Suspense / dramatic irony - Who do we with sympathise with and why? Why do we pity them and fear for them? On deeper level you might also want to think about historical ironies, cinematic and genre ironies as well as these dramatic ironies.
Task - What do the characters have to do to get what they want? What would happen if they failed?
Opposition - Who stands in their way? Why do they oppose the main character? NB. In a disaster movie this is not necessarily a living creature.
Strengths and weaknesses - What are the main characters strengths and weakness (physical, mental and sociological)? How are these tested during the story? How do opponent(s) attack their weaknesses?
Stages of conflict - What are the main stages of the conflict? How does each stage challenge a different aspect of the character?
Reversals and revelations - What are the main reversals of fortune (from good to bad and vice versa) and revelations during the narrative? How do these help propel the narrative forward?

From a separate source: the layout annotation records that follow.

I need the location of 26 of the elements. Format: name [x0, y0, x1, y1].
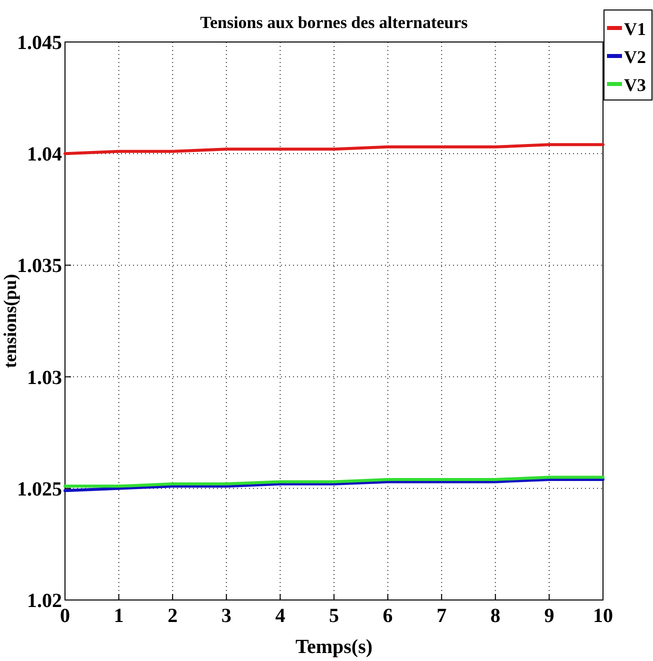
line-series — [64, 476, 604, 488]
x-tick-label: 7 — [436, 605, 447, 627]
x-tick-label: 4 — [275, 605, 286, 627]
y-tick-label: 1.03 — [27, 366, 62, 389]
y-tick-label: 1.04 — [27, 144, 62, 166]
x-tick-label: 5 — [329, 605, 339, 627]
chart-title: Tensions aux bornes des alternateurs — [200, 13, 468, 32]
x-axis-title: Temps(s) — [295, 636, 373, 658]
legend-label: V1 — [624, 19, 646, 39]
legend-label: V2 — [624, 47, 646, 67]
x-tick-label: 10 — [593, 605, 613, 627]
x-tick-label: 0 — [60, 605, 70, 627]
y-tick-label: 1.035 — [17, 255, 62, 278]
x-tick-label: 1 — [114, 605, 124, 627]
x-tick-label: 6 — [382, 605, 393, 627]
x-tick-label: 3 — [221, 605, 232, 627]
y-tick-label: 1.02 — [27, 590, 62, 612]
y-tick-label: 1.045 — [17, 32, 62, 54]
x-tick-label: 9 — [544, 605, 554, 627]
x-tick-label: 2 — [168, 605, 178, 627]
x-tick-label: 8 — [490, 605, 500, 627]
legend-label: V3 — [624, 75, 646, 95]
y-axis-title: tensions(pu) — [0, 274, 20, 368]
y-tick-label: 1.025 — [17, 478, 62, 500]
line-series — [64, 478, 604, 492]
line-series — [64, 143, 604, 156]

Recognition - What are the key moments when the audience realises the character will need to make greater efforts to achieve their goals?
Self recognition - Does the main character realise that he or she will need to change in order to defeat their opponent and achieve their goal? If so when does this happen? NB. There may be more than one step to full realisation (if it happens)

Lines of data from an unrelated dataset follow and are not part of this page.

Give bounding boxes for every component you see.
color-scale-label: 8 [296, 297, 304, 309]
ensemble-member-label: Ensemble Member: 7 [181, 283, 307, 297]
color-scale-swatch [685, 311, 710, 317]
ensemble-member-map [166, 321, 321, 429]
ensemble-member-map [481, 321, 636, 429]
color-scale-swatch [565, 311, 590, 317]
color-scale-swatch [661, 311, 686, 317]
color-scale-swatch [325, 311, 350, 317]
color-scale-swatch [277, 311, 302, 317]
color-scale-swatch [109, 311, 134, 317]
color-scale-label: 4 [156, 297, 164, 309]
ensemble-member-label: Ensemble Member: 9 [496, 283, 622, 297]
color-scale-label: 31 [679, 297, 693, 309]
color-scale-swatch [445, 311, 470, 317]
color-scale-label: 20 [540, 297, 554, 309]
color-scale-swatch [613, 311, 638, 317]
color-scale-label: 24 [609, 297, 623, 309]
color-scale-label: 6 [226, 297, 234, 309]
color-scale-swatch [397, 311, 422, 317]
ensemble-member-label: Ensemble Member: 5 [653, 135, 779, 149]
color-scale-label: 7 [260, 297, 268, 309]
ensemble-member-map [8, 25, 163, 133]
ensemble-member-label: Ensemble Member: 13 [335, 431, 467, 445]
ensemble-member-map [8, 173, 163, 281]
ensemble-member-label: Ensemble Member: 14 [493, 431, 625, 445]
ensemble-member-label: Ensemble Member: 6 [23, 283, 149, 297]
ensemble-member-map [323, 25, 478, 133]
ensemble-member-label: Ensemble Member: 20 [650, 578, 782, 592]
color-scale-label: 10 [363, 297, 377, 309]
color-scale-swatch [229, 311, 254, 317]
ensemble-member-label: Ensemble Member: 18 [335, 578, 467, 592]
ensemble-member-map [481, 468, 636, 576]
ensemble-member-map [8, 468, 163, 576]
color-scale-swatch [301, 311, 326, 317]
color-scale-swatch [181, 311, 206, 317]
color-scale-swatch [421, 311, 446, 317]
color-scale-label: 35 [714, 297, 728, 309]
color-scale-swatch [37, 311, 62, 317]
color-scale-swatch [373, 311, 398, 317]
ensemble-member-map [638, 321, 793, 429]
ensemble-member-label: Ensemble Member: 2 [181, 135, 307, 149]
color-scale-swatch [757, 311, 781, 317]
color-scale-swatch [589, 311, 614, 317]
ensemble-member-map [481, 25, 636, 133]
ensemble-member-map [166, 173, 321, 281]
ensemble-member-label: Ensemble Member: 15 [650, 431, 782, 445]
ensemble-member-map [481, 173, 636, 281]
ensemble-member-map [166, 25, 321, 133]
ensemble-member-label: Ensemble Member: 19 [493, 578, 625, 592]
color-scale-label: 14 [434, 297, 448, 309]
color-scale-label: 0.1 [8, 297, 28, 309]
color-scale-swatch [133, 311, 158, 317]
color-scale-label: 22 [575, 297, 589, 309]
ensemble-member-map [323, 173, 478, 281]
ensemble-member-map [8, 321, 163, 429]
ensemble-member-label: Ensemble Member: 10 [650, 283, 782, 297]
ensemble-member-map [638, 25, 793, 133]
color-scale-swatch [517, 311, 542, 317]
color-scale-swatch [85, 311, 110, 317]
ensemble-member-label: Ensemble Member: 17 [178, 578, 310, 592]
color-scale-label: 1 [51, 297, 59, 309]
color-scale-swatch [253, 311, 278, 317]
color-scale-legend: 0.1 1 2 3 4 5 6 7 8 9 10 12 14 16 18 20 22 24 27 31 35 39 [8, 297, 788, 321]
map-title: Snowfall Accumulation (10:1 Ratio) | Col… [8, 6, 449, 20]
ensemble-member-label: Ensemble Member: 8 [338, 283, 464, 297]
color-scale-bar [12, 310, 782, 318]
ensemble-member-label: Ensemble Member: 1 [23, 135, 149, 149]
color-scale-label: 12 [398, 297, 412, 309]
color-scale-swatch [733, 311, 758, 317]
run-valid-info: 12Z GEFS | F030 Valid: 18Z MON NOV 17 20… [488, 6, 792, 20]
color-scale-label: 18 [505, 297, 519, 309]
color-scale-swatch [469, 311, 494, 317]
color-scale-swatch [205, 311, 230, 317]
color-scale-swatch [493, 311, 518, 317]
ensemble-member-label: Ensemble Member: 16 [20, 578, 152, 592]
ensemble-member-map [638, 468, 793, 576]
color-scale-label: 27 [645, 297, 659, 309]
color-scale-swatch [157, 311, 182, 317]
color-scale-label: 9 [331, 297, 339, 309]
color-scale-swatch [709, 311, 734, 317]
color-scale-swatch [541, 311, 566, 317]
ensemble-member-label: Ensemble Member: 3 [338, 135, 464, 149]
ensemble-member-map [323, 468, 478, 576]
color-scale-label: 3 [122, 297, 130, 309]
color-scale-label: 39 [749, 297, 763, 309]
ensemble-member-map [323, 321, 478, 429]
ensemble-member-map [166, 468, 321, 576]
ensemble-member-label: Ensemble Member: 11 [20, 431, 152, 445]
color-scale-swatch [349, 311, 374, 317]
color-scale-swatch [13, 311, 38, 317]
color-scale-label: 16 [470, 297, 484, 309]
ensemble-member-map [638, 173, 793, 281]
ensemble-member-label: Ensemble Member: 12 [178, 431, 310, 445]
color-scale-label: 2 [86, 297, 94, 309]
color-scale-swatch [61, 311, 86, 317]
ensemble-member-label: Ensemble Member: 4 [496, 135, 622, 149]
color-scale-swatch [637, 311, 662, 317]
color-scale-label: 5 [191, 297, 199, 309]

Climax - What is the climactic moment of the film and how does this satisfy the big questions the audience has been asking about the characters?
Resolution - Is the conflict resolved in a surprising, interesting and emotionally engaging fashion?

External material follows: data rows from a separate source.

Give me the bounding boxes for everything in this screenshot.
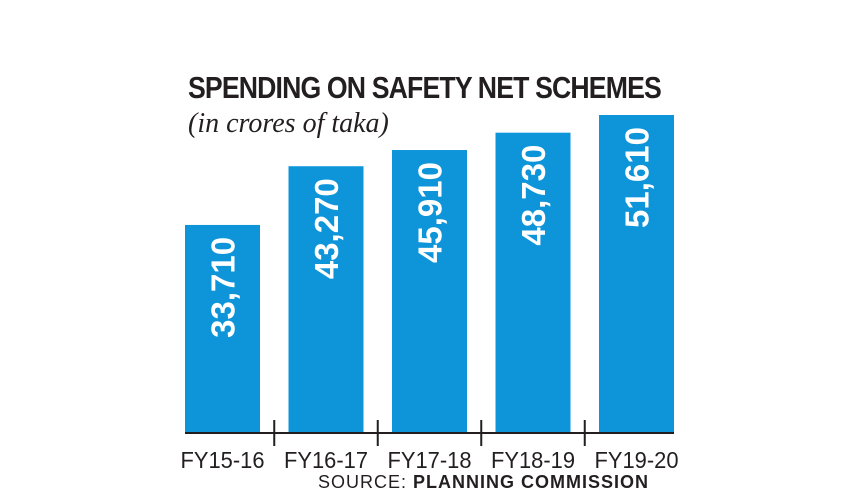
category-label: FY17-18 (388, 447, 472, 473)
value-label: 43,270 (308, 178, 345, 279)
labels-layer: 33,710 FY15-16 43,270 FY16-17 45,910 FY17-18 4… (181, 127, 679, 473)
source-name: PLANNING COMMISSION (413, 472, 650, 492)
value-label: 33,710 (205, 237, 242, 338)
category-label: FY19-20 (595, 447, 679, 473)
bars-layer (185, 115, 674, 433)
value-label: 45,910 (412, 162, 449, 263)
source-note: SOURCE: PLANNING COMMISSION (318, 472, 649, 493)
source-prefix: SOURCE: (318, 472, 414, 492)
bar-fy19-20 (599, 115, 674, 432)
chart-title: SPENDING ON SAFETY NET SCHEMES (188, 70, 662, 105)
category-label: FY16-17 (284, 447, 368, 473)
bar-fy15-16 (185, 224, 260, 432)
bar-fy17-18 (392, 150, 467, 432)
value-label: 48,730 (515, 145, 552, 246)
category-label: FY18-19 (491, 447, 575, 473)
x-axis (185, 420, 674, 446)
chart-subtitle: (in crores of taka) (188, 108, 389, 139)
category-label: FY15-16 (181, 447, 265, 473)
bar-fy18-19 (495, 132, 571, 433)
value-label: 51,610 (619, 127, 656, 228)
bar-fy16-17 (288, 166, 364, 432)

Aftermath - How has the world been changed by the action and conflict we have witnessed?
Narrative techniques that apply to both factual and fictional narratives:
Shots - are any types of shot used more frequently than others? How are they used? How often are they used? Are there any used in judicious moments for special effect? What is that effect?
Angles - Is there any system to the use of lenses and angles?
Cuts - Are any types of cut (on any of the layers) used more frequently than others? What effect does this help produce? Are any used?
Camera Movements - Are there any specific cinematographical camera movements employed? Where and how are they used to reveal new information and create specific effects or moods? e.g. Dolly, Crane Shot, Crash Zoom, Pan, Titles
Composition, colour, etc. - Are there any specific compositional techniques, colour schemes, lighting systems or references to art-history that are being used to influence the audience?
Setting - What is the setting for the film both in terms of the general setting and specific use of locations (or choice not to use them)? You may also want to think about the time in which something is set or how different times or how different eras are established (in period films), compared or contrasted e.g. in epics or documentaries.
Imagery, colour and symbolism - Do the filmmakers choose to use any images, symbols, colours situations that are particularly distinctive on their own or which repeat and create a pattern of meaning? What affect do these uses have? How do these uses relate to external sets of symbols?
Soundscape - Is there anything special about the soundscape? Could be more background or foreground noise? Could be added non-diegetic sounds or special FX? Play the clip without sound, then with sound. How does the sound affect your perception of the action, your understanding of the narrative and your emotional involvement in it? Consider:
Music – Is there any particular style or pattern to the music? Is it generally diegetic or non-diegetic? Is there anything significant in the choice or timbre of the chosen instruments or use orchestration? Is the music's use appropriate to the subject matter or used for contrast or juxtaposition? In a factual film you may ask whether use of music is appropriate or whether it carries too much bias? Is it themed in any way to event, character, setting, etc.? How is it used to support the other narrative layers of the film?